By Abi Smith
College students are frequently painted as vacuous losers hopped up on Yoo-Hoos. All iPods and few brains, people say.
So if you’ll be a freshman in the fall, get prepared for steady attacks on your newly-formed opinions as well as insinuations that you belong in diapers.
Remember one thing: you’re better than the rap that you get. Despite being pegged as frivolous, college-aged kids are actually much more aware than they’re given credit for.
They cut to the chase, ignore recycled tripe and filter “B.S.” in a flash. Youthful arrogance is a flaw, of course.
In all reality, some of the worst attitudes, behaviors and philosophies on this planet come from those old enough to know better.
Older generationscan still be presumptuous, immature and rude. Clearly, they have a lot to learn, too.
Now, it is certainly true that youths barely removed from high-school graduation are not paragons of wisdom. Time and experience are teachers.
We’re all capable of flashes of brilliance and insight at times, no matter our year of birth.

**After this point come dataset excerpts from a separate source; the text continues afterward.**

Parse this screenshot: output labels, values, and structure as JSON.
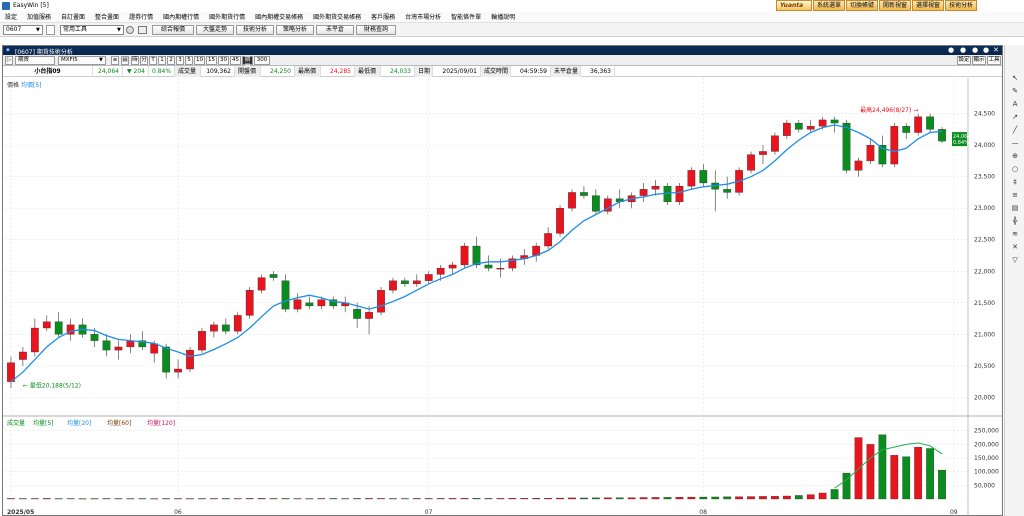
{
  "window": {
    "title": "EasyWin [5]"
  },
  "quickbar": {
    "logo": "Yuanta",
    "buttons": [
      "系統選單",
      "切換帳號",
      "開新視窗",
      "選擇視窗",
      "技術分析"
    ]
  },
  "menu": [
    "設定",
    "加值服務",
    "自訂畫面",
    "整合畫面",
    "證券行情",
    "國內期權行情",
    "國外期貨行情",
    "國內期權交易帳務",
    "國外期貨交易帳務",
    "客戶服務",
    "台灣市場分析",
    "智能條件單",
    "輪播說明"
  ],
  "toolbar": {
    "code": "0607",
    "dropdown": "常用工具",
    "buttons": [
      "綜合報價",
      "大盤走勢",
      "技術分析",
      "策略分析",
      "未平倉",
      "財務查詢"
    ]
  },
  "panel": {
    "title": "[0607] 期貨技術分析",
    "product": "期貨",
    "symbol": "MXFI5",
    "periods": [
      "時",
      "分",
      "T",
      "1",
      "2",
      "3",
      "5",
      "10",
      "15",
      "30",
      "45",
      "期間",
      "300"
    ],
    "right_buttons": [
      "設定",
      "顯示",
      "工具"
    ]
  },
  "info": {
    "name": "小台指09",
    "price": "24,064",
    "change": "204",
    "change_pct": "0.84%",
    "vol_label": "成交量",
    "vol": "109,362",
    "open_label": "開盤價",
    "open": "24,250",
    "high_label": "最高價",
    "high": "24,285",
    "low_label": "最低價",
    "low": "24,033",
    "date_label": "日期",
    "date": "2025/09/01",
    "time_label": "成交時間",
    "time": "04:59:59",
    "oi_label": "未平倉量",
    "oi": "36,363"
  },
  "colors": {
    "up": "#e8141e",
    "down": "#0a8c1e",
    "ma": "#1f8ee8"
  },
  "chart_data": {
    "type": "candlestick",
    "price_legend": {
      "label": "價格",
      "ma": "均價[5]"
    },
    "volume_legend": {
      "label": "成交量",
      "ma": [
        "均量[5]",
        "均量[20]",
        "均量[60]",
        "均量[120]"
      ]
    },
    "price_axis": {
      "min": 19800,
      "max": 24700,
      "ticks": [
        "24,500",
        "24,000",
        "23,500",
        "23,000",
        "22,500",
        "22,000",
        "21,500",
        "21,000",
        "20,500",
        "20,000"
      ]
    },
    "volume_axis": {
      "min": 0,
      "max": 260000,
      "ticks": [
        "250,000",
        "200,000",
        "150,000",
        "100,000",
        "50,000"
      ]
    },
    "x_labels": [
      {
        "i": 0,
        "text": "2025/05"
      },
      {
        "i": 14,
        "text": "06"
      },
      {
        "i": 35,
        "text": "07"
      },
      {
        "i": 58,
        "text": "08"
      },
      {
        "i": 79,
        "text": "09"
      }
    ],
    "annotations": {
      "high": {
        "i": 76,
        "text": "最高24,496(8/27)"
      },
      "low": {
        "i": 1,
        "text": "最低20,188(5/12)"
      }
    },
    "last_price_tag": {
      "price": "24,064",
      "pct": "0.84%"
    },
    "candles": [
      [
        20250,
        20650,
        20150,
        20550
      ],
      [
        20600,
        20800,
        20500,
        20720
      ],
      [
        20720,
        21250,
        20650,
        21100
      ],
      [
        21100,
        21300,
        21050,
        21200
      ],
      [
        21200,
        21350,
        20950,
        21000
      ],
      [
        21000,
        21250,
        20900,
        21150
      ],
      [
        21150,
        21250,
        20950,
        21000
      ],
      [
        21000,
        21100,
        20800,
        20900
      ],
      [
        20900,
        21000,
        20650,
        20750
      ],
      [
        20750,
        20900,
        20600,
        20800
      ],
      [
        20800,
        21000,
        20700,
        20900
      ],
      [
        20900,
        21050,
        20750,
        20800
      ],
      [
        20700,
        20900,
        20550,
        20850
      ],
      [
        20800,
        20850,
        20300,
        20400
      ],
      [
        20400,
        20600,
        20300,
        20450
      ],
      [
        20450,
        20800,
        20400,
        20750
      ],
      [
        20750,
        21100,
        20700,
        21050
      ],
      [
        21050,
        21200,
        20950,
        21150
      ],
      [
        21150,
        21250,
        21000,
        21050
      ],
      [
        21050,
        21350,
        21000,
        21300
      ],
      [
        21300,
        21750,
        21250,
        21700
      ],
      [
        21700,
        21950,
        21650,
        21900
      ],
      [
        21950,
        22000,
        21850,
        21900
      ],
      [
        21850,
        21950,
        21350,
        21400
      ],
      [
        21400,
        21650,
        21350,
        21550
      ],
      [
        21500,
        21600,
        21400,
        21450
      ],
      [
        21450,
        21600,
        21400,
        21550
      ],
      [
        21550,
        21600,
        21400,
        21450
      ],
      [
        21450,
        21600,
        21350,
        21500
      ],
      [
        21400,
        21500,
        21100,
        21250
      ],
      [
        21250,
        21450,
        21000,
        21350
      ],
      [
        21350,
        21750,
        21300,
        21700
      ],
      [
        21700,
        21900,
        21650,
        21850
      ],
      [
        21850,
        21900,
        21750,
        21800
      ],
      [
        21800,
        21950,
        21750,
        21850
      ],
      [
        21850,
        22000,
        21800,
        21950
      ],
      [
        21950,
        22100,
        21850,
        22050
      ],
      [
        22050,
        22150,
        21950,
        22100
      ],
      [
        22100,
        22450,
        22050,
        22400
      ],
      [
        22400,
        22550,
        22050,
        22100
      ],
      [
        22100,
        22250,
        22000,
        22050
      ],
      [
        22050,
        22200,
        21900,
        22050
      ],
      [
        22050,
        22250,
        22000,
        22200
      ],
      [
        22200,
        22350,
        22100,
        22250
      ],
      [
        22250,
        22450,
        22150,
        22400
      ],
      [
        22400,
        22700,
        22350,
        22600
      ],
      [
        22600,
        23050,
        22550,
        23000
      ],
      [
        23000,
        23300,
        22950,
        23250
      ],
      [
        23250,
        23350,
        23150,
        23200
      ],
      [
        23200,
        23300,
        22900,
        22950
      ],
      [
        22950,
        23200,
        22900,
        23150
      ],
      [
        23150,
        23300,
        23000,
        23100
      ],
      [
        23100,
        23250,
        23000,
        23200
      ],
      [
        23200,
        23400,
        23100,
        23300
      ],
      [
        23300,
        23450,
        23200,
        23350
      ],
      [
        23350,
        23400,
        23050,
        23100
      ],
      [
        23100,
        23400,
        23050,
        23350
      ],
      [
        23350,
        23650,
        23300,
        23600
      ],
      [
        23600,
        23700,
        23350,
        23400
      ],
      [
        23400,
        23600,
        22950,
        23300
      ],
      [
        23300,
        23500,
        23150,
        23250
      ],
      [
        23250,
        23650,
        23200,
        23600
      ],
      [
        23600,
        23900,
        23550,
        23850
      ],
      [
        23850,
        24000,
        23700,
        23900
      ],
      [
        23900,
        24200,
        23850,
        24150
      ],
      [
        24150,
        24400,
        24100,
        24350
      ],
      [
        24350,
        24400,
        24200,
        24250
      ],
      [
        24250,
        24400,
        24200,
        24300
      ],
      [
        24300,
        24450,
        24250,
        24400
      ],
      [
        24400,
        24450,
        24200,
        24350
      ],
      [
        24350,
        24400,
        23550,
        23600
      ],
      [
        23600,
        23800,
        23500,
        23750
      ],
      [
        23750,
        24100,
        23700,
        24000
      ],
      [
        24000,
        24150,
        23650,
        23700
      ],
      [
        23700,
        24350,
        23650,
        24300
      ],
      [
        24300,
        24350,
        24100,
        24200
      ],
      [
        24200,
        24496,
        24150,
        24450
      ],
      [
        24450,
        24500,
        24200,
        24250
      ],
      [
        24250,
        24285,
        24033,
        24064
      ]
    ],
    "volumes": [
      2000,
      1800,
      1900,
      2200,
      1700,
      1800,
      1600,
      1700,
      1900,
      1800,
      1700,
      1800,
      1600,
      1900,
      1800,
      1700,
      1800,
      1900,
      2000,
      1800,
      2100,
      2200,
      1900,
      2000,
      1800,
      1700,
      1900,
      2000,
      1800,
      2100,
      2200,
      2000,
      1900,
      1800,
      2100,
      2000,
      2200,
      2300,
      2500,
      2400,
      2200,
      2300,
      2600,
      2700,
      2800,
      3000,
      3500,
      4000,
      3800,
      4200,
      4500,
      4800,
      5000,
      5500,
      5800,
      6000,
      6500,
      7000,
      7200,
      7500,
      8000,
      8500,
      9000,
      9500,
      10000,
      11000,
      13000,
      16000,
      22000,
      35000,
      95000,
      225000,
      200000,
      235000,
      160000,
      155000,
      190000,
      185000,
      106000
    ],
    "ma5": [
      20250,
      20400,
      20600,
      20800,
      20950,
      21050,
      21080,
      21060,
      20980,
      20920,
      20900,
      20880,
      20860,
      20780,
      20720,
      20650,
      20680,
      20760,
      20850,
      20950,
      21100,
      21280,
      21450,
      21530,
      21580,
      21620,
      21580,
      21520,
      21500,
      21450,
      21400,
      21450,
      21520,
      21600,
      21700,
      21800,
      21880,
      21950,
      22050,
      22120,
      22150,
      22150,
      22170,
      22200,
      22250,
      22330,
      22470,
      22650,
      22800,
      22900,
      23000,
      23100,
      23150,
      23180,
      23220,
      23240,
      23250,
      23300,
      23340,
      23360,
      23380,
      23430,
      23500,
      23600,
      23750,
      23930,
      24080,
      24200,
      24280,
      24320,
      24280,
      24200,
      24100,
      23950,
      23900,
      23950,
      24100,
      24200,
      24220
    ],
    "vma": [
      null,
      null,
      null,
      null,
      null,
      null,
      null,
      null,
      null,
      null,
      null,
      null,
      null,
      null,
      null,
      null,
      null,
      null,
      null,
      null,
      null,
      null,
      null,
      null,
      null,
      null,
      null,
      null,
      null,
      null,
      null,
      null,
      null,
      null,
      null,
      null,
      null,
      null,
      null,
      null,
      null,
      null,
      null,
      null,
      null,
      null,
      null,
      null,
      null,
      null,
      null,
      null,
      null,
      null,
      null,
      null,
      null,
      null,
      null,
      null,
      null,
      null,
      null,
      null,
      null,
      null,
      null,
      null,
      null,
      40000,
      70000,
      110000,
      150000,
      180000,
      190000,
      200000,
      205000,
      195000,
      165000
    ]
  }
}
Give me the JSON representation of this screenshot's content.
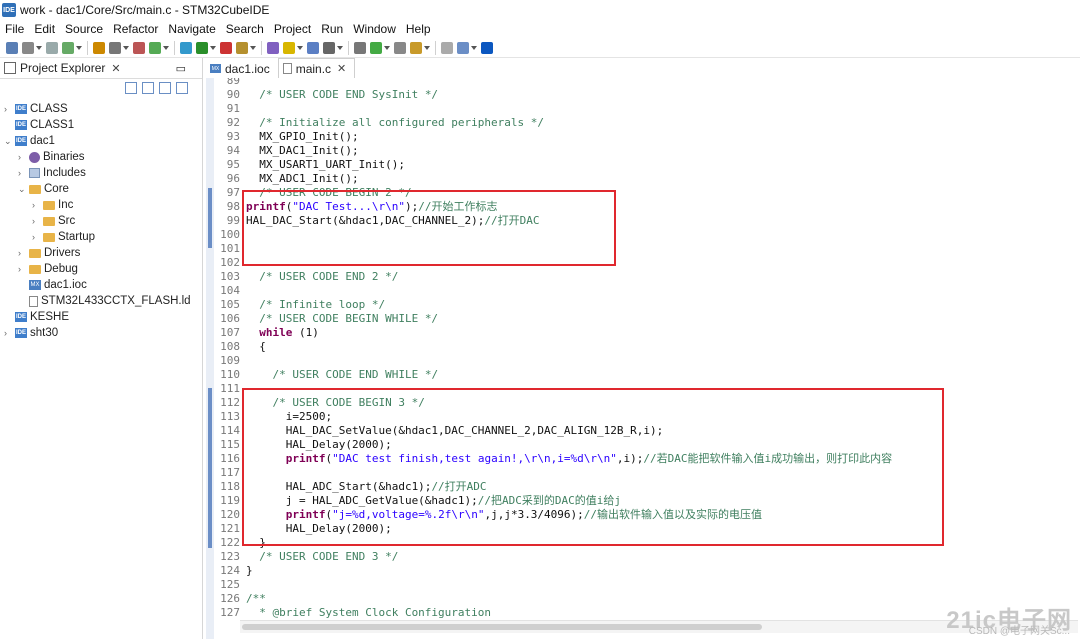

But if you throw people into boxes and make them feel dumber than rocks because of their age, you’ll risk eliminating indispensable perspectives solely because of their owners’ youth.
In academia, older instructors are directly privy to the fresh outlooks of their students.
Some respond nastily with condescending looks that say, “Why are you trying to play with the big boys?”
But many others take a less superior approach, supporting new points of view and opening students’ minds in the process.
So the best advice for you young freshmen, then, is to just be yourself. Make sure to grow in confidence and also to avoid any doubters who might want to put you down.
You’ll become who you’re supposed to be in time, and it’ll be a sweet reward when you get there.
Mastering life’s knowledge won’t happen in a day. But who said you had to when you’re still in your teens?